Premières notes printanières

On l’attend chaque fois avec intérêt. Le Printemps de Bourges ouvre la saison des festivals. Cette 33e édition qui a lieu jusqu’au 26 avril 2009, déjà marquée par l’ "affaire Orelsan", est placée en fait, sous le signe du Japon. Sur cinq jours, on dénombre une quarantaine de spectacles avec une centaine de groupes et d'artistes venus de tous les horizons et pratiquant tous les genres possibles !

On l’attend chaque fois avec intérêt. Le Printemps de Bourges ouvre la saison des festivals. Cette 33e édition qui a lieu jusqu’au 26 avril 2009, déjà marquée par l’ "affaire Orelsan", est placée en fait, sous le signe du Japon. Sur cinq jours, on dénombre une quarantaine de spectacles avec une centaine de groupes et d'artistes venus de tous les horizons et pratiquant tous les genres possibles !

Dans le train entre Paris et Bourges, il nous semblait déjà avoir entendu parler la langue du pays du soleil Levant.
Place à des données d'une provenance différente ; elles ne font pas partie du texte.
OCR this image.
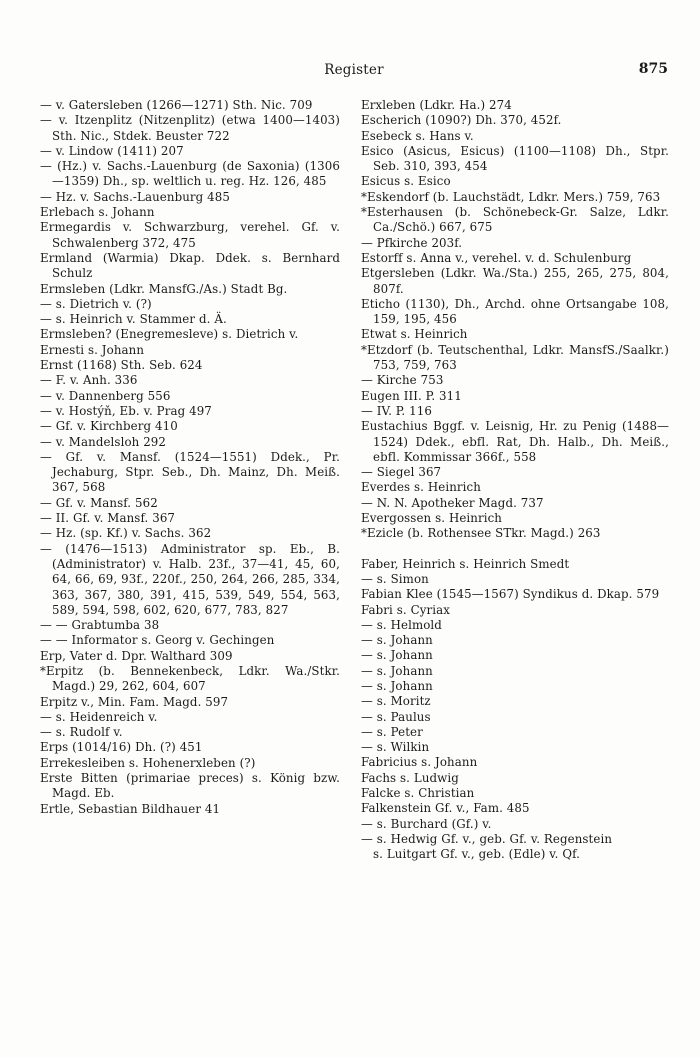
Register	875

— v. Gatersleben (1266—1271) Sth. Nic. 709

— v. Itzenplitz (Nitzenplitz) (etwa 1400—1403) Sth. Nic., Stdek. Beuster 722

— v. Lindow (1411) 207

— (Hz.) v. Sachs.-Lauenburg (de Saxonia) (1306—1359) Dh., sp. weltlich u. reg. Hz. 126, 485

— Hz. v. Sachs.-Lauenburg 485

Erlebach s. Johann

Ermegardis v. Schwarzburg, verehel. Gf. v. Schwalenberg 372, 475

Ermland (Warmia) Dkap. Ddek. s. Bernhard Schulz

Ermsleben (Ldkr. MansfG./As.) Stadt Bg.

— s. Dietrich v. (?)

— s. Heinrich v. Stammer d. Ä.

Ermsleben? (Enegremesleve) s. Dietrich v.

Ernesti s. Johann

Ernst (1168) Sth. Seb. 624

— F. v. Anh. 336

— v. Dannenberg 556

— v. Hostýň, Eb. v. Prag 497

— Gf. v. Kirchberg 410

— v. Mandelsloh 292

— Gf. v. Mansf. (1524—1551) Ddek., Pr. Jechaburg, Stpr. Seb., Dh. Mainz, Dh. Meiß. 367, 568

— Gf. v. Mansf. 562

— II. Gf. v. Mansf. 367

— Hz. (sp. Kf.) v. Sachs. 362

— (1476—1513) Administrator sp. Eb., B. (Administrator) v. Halb. 23f., 37—41, 45, 60, 64, 66, 69, 93f., 220f., 250, 264, 266, 285, 334, 363, 367, 380, 391, 415, 539, 549, 554, 563, 589, 594, 598, 602, 620, 677, 783, 827

— — Grabtumba 38

— — Informator s. Georg v. Gechingen

Erp, Vater d. Dpr. Walthard 309

*Erpitz (b. Bennekenbeck, Ldkr. Wa./Stkr. Magd.) 29, 262, 604, 607

Erpitz v., Min. Fam. Magd. 597

— s. Heidenreich v.

— s. Rudolf v.

Erps (1014/16) Dh. (?) 451

Errekesleiben s. Hohenerxleben (?)

Erste Bitten (primariae preces) s. König bzw. Magd. Eb.

Ertle, Sebastian Bildhauer 41

Erxleben (Ldkr. Ha.) 274

Escherich (1090?) Dh. 370, 452f.

Esebeck s. Hans v.

Esico (Asicus, Esicus) (1100—1108) Dh., Stpr. Seb. 310, 393, 454

Esicus s. Esico

*Eskendorf (b. Lauchstädt, Ldkr. Mers.) 759, 763

*Esterhausen (b. Schönebeck-Gr. Salze, Ldkr. Ca./Schö.) 667, 675

— Pfkirche 203f.

Estorff s. Anna v., verehel. v. d. Schulenburg

Etgersleben (Ldkr. Wa./Sta.) 255, 265, 275, 804, 807f.

Eticho (1130), Dh., Archd. ohne Ortsangabe 108, 159, 195, 456

Etwat s. Heinrich

*Etzdorf (b. Teutschenthal, Ldkr. MansfS./Saalkr.) 753, 759, 763

— Kirche 753

Eugen III. P. 311

— IV. P. 116

Eustachius Bggf. v. Leisnig, Hr. zu Penig (1488—1524) Ddek., ebfl. Rat, Dh. Halb., Dh. Meiß., ebfl. Kommissar 366f., 558

— Siegel 367

Everdes s. Heinrich

— N. N. Apotheker Magd. 737

Evergossen s. Heinrich

*Ezicle (b. Rothensee STkr. Magd.) 263

Faber, Heinrich s. Heinrich Smedt

— s. Simon

Fabian Klee (1545—1567) Syndikus d. Dkap. 579

Fabri s. Cyriax

— s. Helmold

— s. Johann

— s. Johann

— s. Johann

— s. Johann

— s. Moritz

— s. Paulus

— s. Peter

— s. Wilkin

Fabricius s. Johann

Fachs s. Ludwig

Falcke s. Christian

Falkenstein Gf. v., Fam. 485

— s. Burchard (Gf.) v.

— s. Hedwig Gf. v., geb. Gf. v. Regenstein

s. Luitgart Gf. v., geb. (Edle) v. Qf.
En entrant dans l’aire du festival, quelques visages nous rappelaient en effet que cette année, le festival du Printemps de Bourges était placé sous le signe du Japon. Quelques onze groupes nippons sont donc disséminés dans la programmation de cette nouvelle édition du festival qui de toute évidence se veut avant tout, diverse, variée et éclectique. Car il y en a pour tous : des jeunes talents émergents (en particulier dans la sélection Découvertes) aux têtes d’affiche comme Ben Harper, chaque spectateur doit pouvoir trouver son intérêt, en fréquentant une des huit salles du Printemps qui contiennent 200 à 6000 places.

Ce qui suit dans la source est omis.